Hundreds gather in Stockholm protesting against Nobel Prize for Handke

Hundreds gather in Stockholm protesting against Nobel Prize for Handke Izvor: Anadolija (AA)

As the Nobel Prize Committee was handing over the prize in literature to Peter Handke, several hundred mostly Bosnians gathered in central Stockholm on Tuesday late afternoon to raise their voice against the decision to award the Austrian writer, known for his controversial stances on the 1992-95 Bosnian war, N1 reported live from the Sweden's capital.

“They killed several thousands of our children in Srebrenica in three days. More than 5,000 of our children who had watched their mothers and fathers being taken away feel no hatred today. They don't seek revenge. They got educated, they speak several languages. They're the best children, our children from Bosnia and Herzegovina. They're the pride and victory of the mothers who survived genocide,” said Munira Subasic, a representative of the Mothers of Srebrenica association, addressing the crowd in Stockholm.

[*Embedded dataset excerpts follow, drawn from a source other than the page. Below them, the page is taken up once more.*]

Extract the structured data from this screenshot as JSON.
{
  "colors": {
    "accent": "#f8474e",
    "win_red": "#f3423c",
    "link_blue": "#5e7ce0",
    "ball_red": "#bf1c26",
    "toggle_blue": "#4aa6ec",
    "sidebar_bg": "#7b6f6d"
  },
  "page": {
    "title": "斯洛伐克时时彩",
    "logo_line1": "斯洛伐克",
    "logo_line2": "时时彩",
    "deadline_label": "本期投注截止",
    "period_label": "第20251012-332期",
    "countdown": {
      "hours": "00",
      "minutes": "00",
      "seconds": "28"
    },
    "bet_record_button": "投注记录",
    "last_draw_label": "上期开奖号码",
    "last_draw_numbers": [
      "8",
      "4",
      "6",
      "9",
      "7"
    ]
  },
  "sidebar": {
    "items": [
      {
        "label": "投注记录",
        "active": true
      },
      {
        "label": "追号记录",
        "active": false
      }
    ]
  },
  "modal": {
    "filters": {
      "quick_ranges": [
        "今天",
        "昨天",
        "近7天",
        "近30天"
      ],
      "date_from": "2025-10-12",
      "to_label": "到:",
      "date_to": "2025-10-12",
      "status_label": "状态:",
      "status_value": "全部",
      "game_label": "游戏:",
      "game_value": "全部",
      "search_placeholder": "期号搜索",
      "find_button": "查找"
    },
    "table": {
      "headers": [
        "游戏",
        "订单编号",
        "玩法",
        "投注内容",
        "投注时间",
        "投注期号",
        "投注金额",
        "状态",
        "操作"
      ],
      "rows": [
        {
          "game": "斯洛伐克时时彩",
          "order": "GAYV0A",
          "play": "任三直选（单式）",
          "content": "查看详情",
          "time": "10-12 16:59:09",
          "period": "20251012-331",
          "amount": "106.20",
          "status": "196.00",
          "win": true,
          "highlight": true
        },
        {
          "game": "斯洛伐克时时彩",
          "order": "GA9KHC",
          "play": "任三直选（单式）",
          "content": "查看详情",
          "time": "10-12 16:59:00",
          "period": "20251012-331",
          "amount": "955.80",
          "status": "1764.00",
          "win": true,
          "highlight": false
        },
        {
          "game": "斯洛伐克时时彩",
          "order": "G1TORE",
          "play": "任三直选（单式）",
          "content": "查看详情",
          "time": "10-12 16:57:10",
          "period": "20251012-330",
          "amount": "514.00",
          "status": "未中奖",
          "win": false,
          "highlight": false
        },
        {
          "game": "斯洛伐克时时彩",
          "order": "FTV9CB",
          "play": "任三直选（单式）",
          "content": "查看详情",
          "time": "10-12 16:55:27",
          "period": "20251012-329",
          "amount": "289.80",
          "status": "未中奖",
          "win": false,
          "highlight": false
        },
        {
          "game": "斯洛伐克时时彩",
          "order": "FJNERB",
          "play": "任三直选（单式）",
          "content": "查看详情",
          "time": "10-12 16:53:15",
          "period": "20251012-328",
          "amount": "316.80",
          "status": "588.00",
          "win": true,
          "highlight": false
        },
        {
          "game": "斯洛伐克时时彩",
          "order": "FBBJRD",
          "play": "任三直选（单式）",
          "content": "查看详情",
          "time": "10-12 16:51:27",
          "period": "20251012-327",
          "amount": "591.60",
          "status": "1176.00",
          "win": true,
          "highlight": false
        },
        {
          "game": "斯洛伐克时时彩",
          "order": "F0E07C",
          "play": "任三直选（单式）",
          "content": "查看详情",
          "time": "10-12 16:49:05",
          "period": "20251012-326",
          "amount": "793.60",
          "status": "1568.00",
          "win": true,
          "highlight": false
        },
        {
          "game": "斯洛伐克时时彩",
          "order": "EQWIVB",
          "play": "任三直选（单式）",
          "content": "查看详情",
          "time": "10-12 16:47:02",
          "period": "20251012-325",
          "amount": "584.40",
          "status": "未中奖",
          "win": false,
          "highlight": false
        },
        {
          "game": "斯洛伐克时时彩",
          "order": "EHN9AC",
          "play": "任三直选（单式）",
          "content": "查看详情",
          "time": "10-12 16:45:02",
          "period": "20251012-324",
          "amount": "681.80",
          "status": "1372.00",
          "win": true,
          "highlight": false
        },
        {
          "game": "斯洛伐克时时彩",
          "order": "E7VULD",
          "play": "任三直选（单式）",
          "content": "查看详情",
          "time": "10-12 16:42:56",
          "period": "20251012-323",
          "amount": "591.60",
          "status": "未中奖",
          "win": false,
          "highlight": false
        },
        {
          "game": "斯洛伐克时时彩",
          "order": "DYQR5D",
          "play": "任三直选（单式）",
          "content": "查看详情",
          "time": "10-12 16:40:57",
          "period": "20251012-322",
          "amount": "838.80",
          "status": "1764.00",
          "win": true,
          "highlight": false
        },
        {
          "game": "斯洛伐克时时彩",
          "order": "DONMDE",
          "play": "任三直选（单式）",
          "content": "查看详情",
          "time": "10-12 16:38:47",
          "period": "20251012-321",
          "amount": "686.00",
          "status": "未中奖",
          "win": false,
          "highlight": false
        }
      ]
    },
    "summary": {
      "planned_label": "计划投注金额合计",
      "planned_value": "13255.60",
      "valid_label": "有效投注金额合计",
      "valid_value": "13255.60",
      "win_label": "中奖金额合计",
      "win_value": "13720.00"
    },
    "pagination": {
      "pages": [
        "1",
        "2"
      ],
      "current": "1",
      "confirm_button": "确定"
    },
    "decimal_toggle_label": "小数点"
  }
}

Srebrenica victims' association were amongst the first to raise their voice against the Nobel Prize for Handke, the writer known for his controversial stances on the events from the early 1990s in former Yugoslavia and supporting Slobodan Milosevic, the late Serbian nationalist leader who died in 2006 in detention while awaiting trial at the UN war crimes tribunal in the Hague for his role in the 1990s wars in the Balkans. Handke spoke at Milosevic’s funeral.

Additionally, a feature published by 'The Guardian' in 1999 carried Handke's words saying that Muslims had staged their own massacres in Sarajevo and that he did not believe the Serb troops killed thousands of Muslim men and boys in Srebrenica in 1995.

The Academy, however, rejected the criticism, with the Academy’s head Mats Malm saying that, while it is true that Handke had made provocative statements on political issues, the author had never glorified bloodshed.

“The Academy ... has not found anything in his writing that constitutes an attack on civil society or on the respect for the equality of all people,” Malm wrote.

Handke refused to answer questions about his views of Milosevic at a news conference held in Stockholm last Friday.

The award ceremony was boycotted by Bosnia, Croatia, Kosovo, Albania and Turkey.